И он, приблизившись в потемках к ее лицу, вытянул губы и дунул. Лицо его и губы в тот первый вечер оказались очень близко, упругая струйка согретого в его груди воздуха коснулась ее виска, а он вдруг засмеялся и, легко изобразив на подвижном своем лице изумление, воскликнул радостно:
— Вон, вон, вон! Видите? Я ж говорил! Вот это да! Одуванчики! Вон, вон! Летят. — И суетливо показывал рукой на увиденные им в темноте старой кирпичной подворотни летящие парашютики.

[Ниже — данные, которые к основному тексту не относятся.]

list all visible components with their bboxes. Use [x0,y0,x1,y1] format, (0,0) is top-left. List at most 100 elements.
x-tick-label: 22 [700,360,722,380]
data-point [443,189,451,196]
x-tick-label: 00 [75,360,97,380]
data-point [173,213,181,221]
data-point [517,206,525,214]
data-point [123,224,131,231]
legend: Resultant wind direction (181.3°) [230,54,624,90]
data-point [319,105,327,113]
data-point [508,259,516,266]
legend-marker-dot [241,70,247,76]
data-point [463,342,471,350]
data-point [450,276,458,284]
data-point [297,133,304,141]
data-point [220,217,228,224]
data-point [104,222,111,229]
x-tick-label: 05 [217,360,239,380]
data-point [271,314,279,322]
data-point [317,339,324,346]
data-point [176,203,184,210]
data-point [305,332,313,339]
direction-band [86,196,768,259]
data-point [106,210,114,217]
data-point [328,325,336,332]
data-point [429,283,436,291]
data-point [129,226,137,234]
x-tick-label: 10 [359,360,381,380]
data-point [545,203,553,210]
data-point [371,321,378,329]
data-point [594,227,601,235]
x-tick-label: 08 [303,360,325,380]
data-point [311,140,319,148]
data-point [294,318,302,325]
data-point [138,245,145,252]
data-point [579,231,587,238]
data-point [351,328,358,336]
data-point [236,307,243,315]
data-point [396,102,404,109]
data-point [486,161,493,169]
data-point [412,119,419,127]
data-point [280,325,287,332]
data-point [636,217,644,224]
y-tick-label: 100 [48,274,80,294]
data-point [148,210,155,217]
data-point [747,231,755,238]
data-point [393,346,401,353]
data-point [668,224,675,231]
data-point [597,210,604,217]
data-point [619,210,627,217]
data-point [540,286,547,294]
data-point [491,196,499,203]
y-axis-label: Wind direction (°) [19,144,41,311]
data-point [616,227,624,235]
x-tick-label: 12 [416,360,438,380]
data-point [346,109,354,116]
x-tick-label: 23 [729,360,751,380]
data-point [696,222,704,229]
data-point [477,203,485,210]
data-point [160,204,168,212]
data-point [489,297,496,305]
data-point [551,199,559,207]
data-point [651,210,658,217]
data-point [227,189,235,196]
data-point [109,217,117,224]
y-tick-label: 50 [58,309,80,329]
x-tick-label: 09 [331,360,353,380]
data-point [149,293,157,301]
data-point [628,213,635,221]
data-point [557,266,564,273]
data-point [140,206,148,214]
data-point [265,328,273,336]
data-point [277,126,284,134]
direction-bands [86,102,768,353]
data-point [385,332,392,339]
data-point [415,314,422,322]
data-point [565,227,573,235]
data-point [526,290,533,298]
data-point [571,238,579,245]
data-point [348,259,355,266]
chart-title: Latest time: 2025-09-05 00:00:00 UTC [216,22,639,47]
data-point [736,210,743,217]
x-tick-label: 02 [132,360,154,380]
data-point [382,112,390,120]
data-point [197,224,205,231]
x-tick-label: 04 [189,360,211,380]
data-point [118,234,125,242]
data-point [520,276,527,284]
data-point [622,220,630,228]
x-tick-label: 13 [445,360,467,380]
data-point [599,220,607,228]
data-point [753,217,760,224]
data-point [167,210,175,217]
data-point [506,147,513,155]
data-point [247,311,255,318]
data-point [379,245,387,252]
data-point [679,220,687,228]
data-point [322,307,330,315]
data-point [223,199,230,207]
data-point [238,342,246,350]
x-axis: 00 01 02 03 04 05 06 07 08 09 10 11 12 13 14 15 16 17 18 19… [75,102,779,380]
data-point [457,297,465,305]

Он это изобразил так естественно, что Дина Демьяновна, считавшая себя до сих пор человеком находчивым и на розыгрыши не поддающимся, очень вдруг удивилась, и даже было какое-то мгновение, когда ей самой вдруг захотелось увидеть, разглядеть в темноте эти летящие, сдутые с ее виска теплой струйкой воздуха, пахнущего табаком, светлые парашютики. А Петя Взоров заметил это ее невольное движение и расхохотался, довольный своей шуткой.
Прошло уже много лет, многое изменилось в ее жизни, другим стал Петр, но до сих пор она не могла без стыда вспомнить свой грубый и какой-то уж очень пошловатый, как ей казалось, бездарный, по выражению Пети, вопрос. В тот вечер она растерялась, оглушенная его хохотом, и спросила, стараясь быть строгой, как если бы какому-нибудь читателю, задержавшему книгу, выговаривала:
— Вы что, с каждой новой своей знакомой проделываете эту шутку?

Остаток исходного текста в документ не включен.